Turn off your lathe between each grit to check it. 
If you are talking about finishing CA or plastics or other man made materials, you should be wet sanding. Use enough water to keep the paper well lubed. It should produce a slurry of water and residue off whatever you are sanding. Rinse your paper often to keep it clean. Once or twice during each grit. 90 seconds to 2 minutes per grit should be enough. And try to keep your paper off of the bushing. The bushings will produce a residue and contaminate the blank. 
If you are sanding wood, again, try to keep the paper off of the bushings. It's easier to keep it clean, then to try to clean it.


----------



## rherrell (Sep 26, 2007)

I have an air hose at my lathe and use compressed air between grits. If I feel like something needs to be wiped off I use CA accelerator. Evaporates almost instantly. I don't wet sand anything.


----------



## stevers (Sep 26, 2007)

I used to say that too. Till I tried it.


----------



## rherrell (Sep 26, 2007)

Fair enough. I'll try it. Stay tuned!


----------



## stevers (Sep 26, 2007)

Good Man, you'll be presently surprised.


----------



## GaryMGg (Sep 26, 2007)

I'm sold on wet-sanding for wood and/or acrylics.
I wet sand by taking a piece of 300-count white sheet and dipping it in water, getting it fully wet but not dripping. I move this folded pad back and forth under the blank while moving MM over the blank coincidental with the wet pad. I don't have rust problems caused by wet sanding this way and I get a good finish most of the time. When I don't it's because I screwed up something I was doing: too much pressure, too much heat, or not paying attention to what I'm doing.


----------



## ElMostro (Sep 27, 2007)

I wet sand with mineral spirits (MS)starting with 600 grit.  I wet a rag with MS and hold it under the blank as it spins and hold the sandpaper over the blank.  As you sand not only does the rag lubricate it also cleans the sawdust AND you don't produce the fine dust.  The only downside is that the paper clogs up a bit faster BUT I achieve a much smoother finish.  I have also noticed it allows my BLO/CA finish to go on a lot smoother.


----------



## BigguyZ (Sep 27, 2007)

> _Originally posted by ElMostro_
> <br />I wet sand with mineral spirits (MS)starting with 600 grit.  I wet a rag with MS and hold it under the blank as it spins and hold the sandpaper over the blank.  As you sand not only does the rag lubricate it also cleans the sawdust AND you don't produce the fine dust.  The only downside is that the paper clogs up a bit faster BUT I achieve a much smoother finish.  I have also noticed it allows my BLO/CA finish to go on a lot smoother.

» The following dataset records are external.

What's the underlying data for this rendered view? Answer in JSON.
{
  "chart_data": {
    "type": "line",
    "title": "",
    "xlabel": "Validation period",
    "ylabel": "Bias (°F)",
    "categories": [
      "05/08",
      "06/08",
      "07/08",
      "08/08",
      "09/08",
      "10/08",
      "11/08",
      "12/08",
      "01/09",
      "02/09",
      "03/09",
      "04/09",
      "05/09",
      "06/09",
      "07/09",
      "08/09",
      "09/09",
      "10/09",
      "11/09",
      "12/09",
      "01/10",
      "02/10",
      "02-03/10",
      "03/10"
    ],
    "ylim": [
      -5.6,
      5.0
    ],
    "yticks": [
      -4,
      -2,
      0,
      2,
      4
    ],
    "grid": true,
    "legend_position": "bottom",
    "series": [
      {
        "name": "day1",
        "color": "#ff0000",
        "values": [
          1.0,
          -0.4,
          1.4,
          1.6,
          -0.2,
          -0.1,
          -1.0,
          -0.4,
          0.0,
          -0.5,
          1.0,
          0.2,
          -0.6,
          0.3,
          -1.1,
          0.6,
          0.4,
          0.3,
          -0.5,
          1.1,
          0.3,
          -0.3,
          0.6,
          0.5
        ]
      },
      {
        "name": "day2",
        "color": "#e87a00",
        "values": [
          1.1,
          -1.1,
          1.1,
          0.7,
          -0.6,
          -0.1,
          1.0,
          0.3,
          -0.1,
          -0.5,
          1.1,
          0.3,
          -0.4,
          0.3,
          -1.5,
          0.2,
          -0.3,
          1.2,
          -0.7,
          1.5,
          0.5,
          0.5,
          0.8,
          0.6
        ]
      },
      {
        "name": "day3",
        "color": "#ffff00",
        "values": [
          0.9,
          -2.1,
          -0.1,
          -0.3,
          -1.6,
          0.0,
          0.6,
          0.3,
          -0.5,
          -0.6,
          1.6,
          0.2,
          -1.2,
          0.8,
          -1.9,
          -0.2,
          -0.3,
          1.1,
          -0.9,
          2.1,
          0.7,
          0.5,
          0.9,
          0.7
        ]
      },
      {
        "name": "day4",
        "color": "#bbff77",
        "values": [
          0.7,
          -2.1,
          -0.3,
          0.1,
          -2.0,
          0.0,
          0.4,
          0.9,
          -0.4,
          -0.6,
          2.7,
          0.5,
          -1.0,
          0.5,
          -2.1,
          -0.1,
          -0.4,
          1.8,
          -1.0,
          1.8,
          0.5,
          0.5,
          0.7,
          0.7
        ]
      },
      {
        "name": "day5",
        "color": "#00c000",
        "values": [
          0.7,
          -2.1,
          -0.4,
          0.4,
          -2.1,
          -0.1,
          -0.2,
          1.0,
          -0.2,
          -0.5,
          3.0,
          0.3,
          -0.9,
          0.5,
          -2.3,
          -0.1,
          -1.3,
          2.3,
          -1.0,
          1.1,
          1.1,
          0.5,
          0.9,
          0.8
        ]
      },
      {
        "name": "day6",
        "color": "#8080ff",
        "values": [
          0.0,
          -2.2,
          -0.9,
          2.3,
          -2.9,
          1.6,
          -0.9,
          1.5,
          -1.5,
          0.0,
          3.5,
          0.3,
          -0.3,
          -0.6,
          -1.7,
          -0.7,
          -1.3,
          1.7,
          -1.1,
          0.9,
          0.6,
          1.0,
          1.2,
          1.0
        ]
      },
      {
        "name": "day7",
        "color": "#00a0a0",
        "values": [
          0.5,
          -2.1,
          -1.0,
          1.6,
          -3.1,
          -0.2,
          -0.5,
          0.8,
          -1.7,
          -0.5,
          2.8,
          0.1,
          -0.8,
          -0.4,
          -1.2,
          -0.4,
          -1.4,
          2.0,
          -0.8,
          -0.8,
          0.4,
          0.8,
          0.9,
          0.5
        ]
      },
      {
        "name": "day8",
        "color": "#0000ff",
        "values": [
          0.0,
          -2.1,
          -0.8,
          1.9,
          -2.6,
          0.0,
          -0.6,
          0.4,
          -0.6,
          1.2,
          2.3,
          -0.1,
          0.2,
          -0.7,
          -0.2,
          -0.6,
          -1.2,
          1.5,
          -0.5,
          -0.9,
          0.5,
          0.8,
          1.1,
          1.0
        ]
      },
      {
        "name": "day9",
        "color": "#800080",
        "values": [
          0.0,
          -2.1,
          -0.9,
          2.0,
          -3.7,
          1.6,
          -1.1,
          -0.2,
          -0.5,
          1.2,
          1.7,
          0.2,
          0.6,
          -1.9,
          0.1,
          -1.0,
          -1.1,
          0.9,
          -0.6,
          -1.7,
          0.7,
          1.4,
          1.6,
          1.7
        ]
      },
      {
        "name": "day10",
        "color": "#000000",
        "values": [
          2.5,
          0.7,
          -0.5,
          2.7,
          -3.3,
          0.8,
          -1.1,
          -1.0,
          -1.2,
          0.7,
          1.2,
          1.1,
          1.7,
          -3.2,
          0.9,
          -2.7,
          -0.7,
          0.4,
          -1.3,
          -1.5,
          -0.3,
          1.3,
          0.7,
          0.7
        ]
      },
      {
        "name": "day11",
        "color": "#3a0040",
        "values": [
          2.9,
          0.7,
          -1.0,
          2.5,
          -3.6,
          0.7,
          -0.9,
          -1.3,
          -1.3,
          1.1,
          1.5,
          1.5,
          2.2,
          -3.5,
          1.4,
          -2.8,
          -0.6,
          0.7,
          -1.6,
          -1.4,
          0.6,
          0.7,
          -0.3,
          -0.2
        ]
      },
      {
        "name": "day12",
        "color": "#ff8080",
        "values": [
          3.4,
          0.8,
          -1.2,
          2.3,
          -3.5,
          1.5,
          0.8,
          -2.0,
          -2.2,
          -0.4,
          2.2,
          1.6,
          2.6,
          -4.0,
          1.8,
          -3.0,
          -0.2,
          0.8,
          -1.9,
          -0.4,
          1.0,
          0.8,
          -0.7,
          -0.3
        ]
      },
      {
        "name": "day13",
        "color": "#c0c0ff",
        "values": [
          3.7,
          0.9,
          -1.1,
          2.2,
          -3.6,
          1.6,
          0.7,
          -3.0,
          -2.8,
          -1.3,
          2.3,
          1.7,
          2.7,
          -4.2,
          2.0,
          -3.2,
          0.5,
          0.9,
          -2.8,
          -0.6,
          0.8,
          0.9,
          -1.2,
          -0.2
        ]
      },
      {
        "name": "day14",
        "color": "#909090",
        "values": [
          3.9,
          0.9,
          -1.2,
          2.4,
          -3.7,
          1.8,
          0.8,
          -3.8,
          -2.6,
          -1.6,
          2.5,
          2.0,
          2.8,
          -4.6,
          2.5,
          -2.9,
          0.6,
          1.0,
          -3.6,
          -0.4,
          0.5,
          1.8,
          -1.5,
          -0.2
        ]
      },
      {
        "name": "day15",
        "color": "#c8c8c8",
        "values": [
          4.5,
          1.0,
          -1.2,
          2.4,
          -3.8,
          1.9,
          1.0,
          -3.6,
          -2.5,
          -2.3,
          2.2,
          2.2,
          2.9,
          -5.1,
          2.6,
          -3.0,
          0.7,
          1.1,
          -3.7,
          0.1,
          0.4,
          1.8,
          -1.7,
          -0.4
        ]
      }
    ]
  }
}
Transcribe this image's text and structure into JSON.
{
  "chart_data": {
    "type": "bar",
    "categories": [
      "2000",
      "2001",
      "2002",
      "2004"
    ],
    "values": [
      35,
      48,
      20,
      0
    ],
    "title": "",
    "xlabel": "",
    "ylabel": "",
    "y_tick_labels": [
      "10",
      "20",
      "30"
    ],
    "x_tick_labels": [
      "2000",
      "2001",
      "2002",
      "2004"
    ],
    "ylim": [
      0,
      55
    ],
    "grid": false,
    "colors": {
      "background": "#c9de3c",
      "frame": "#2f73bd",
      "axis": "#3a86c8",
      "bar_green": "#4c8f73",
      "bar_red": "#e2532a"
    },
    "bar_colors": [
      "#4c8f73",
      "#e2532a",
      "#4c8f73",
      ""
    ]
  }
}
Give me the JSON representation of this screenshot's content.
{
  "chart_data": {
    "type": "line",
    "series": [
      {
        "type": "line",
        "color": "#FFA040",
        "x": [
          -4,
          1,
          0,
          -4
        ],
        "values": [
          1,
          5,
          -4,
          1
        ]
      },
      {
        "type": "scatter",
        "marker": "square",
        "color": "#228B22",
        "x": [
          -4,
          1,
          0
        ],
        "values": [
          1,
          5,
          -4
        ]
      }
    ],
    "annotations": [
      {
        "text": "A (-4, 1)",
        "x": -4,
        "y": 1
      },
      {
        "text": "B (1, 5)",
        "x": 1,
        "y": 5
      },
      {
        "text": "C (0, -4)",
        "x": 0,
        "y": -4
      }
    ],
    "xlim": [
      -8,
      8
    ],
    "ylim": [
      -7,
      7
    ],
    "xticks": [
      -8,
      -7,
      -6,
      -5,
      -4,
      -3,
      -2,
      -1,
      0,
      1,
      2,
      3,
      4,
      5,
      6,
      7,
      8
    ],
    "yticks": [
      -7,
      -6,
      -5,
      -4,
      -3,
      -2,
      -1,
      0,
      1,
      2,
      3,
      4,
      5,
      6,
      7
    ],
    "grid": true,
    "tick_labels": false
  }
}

That's what I do.  I used to use water for acrylics, but I find that mineral spirits works just as well and won't corrode the lathe bed...


----------



## bradh (Sep 27, 2007)

I found that mineral spirts sometimes leaves a white film on the blank. The film is more noticable on a dark wood.
  When I wet sand, I do it with BLO.
Brad
HardingPens.com


----------



## jeffj13 (Sep 28, 2007)

I finish my pens with lacquer and wet sand with mineral spirits.  Never had a problem with with a film.  

Brad, is there a reason you use BLO instead of mineral oil?

jeff


----------



## bradh (Sep 28, 2007)

I have BLO handy for my BLO/CA finish.


----------



## coyote (Oct 3, 2007)

After time, I have found that some wood and other materials that you need to wet sand and other times you dont. I have also found out if you get an even coat with blo/ca it makes a differece. I turned another black walnut, and on the first try I was ready to throw it in the trash. I sanded back down cleaned it up and started again with an even coat of ca. Did not wet sand the secound time. Started with 320-600. I even used 2400mm. Last I put a little friction polish on and some Novus scratch remover on with a paper towel. Volia nice glass like finish on what started out to be a nightmare.


----------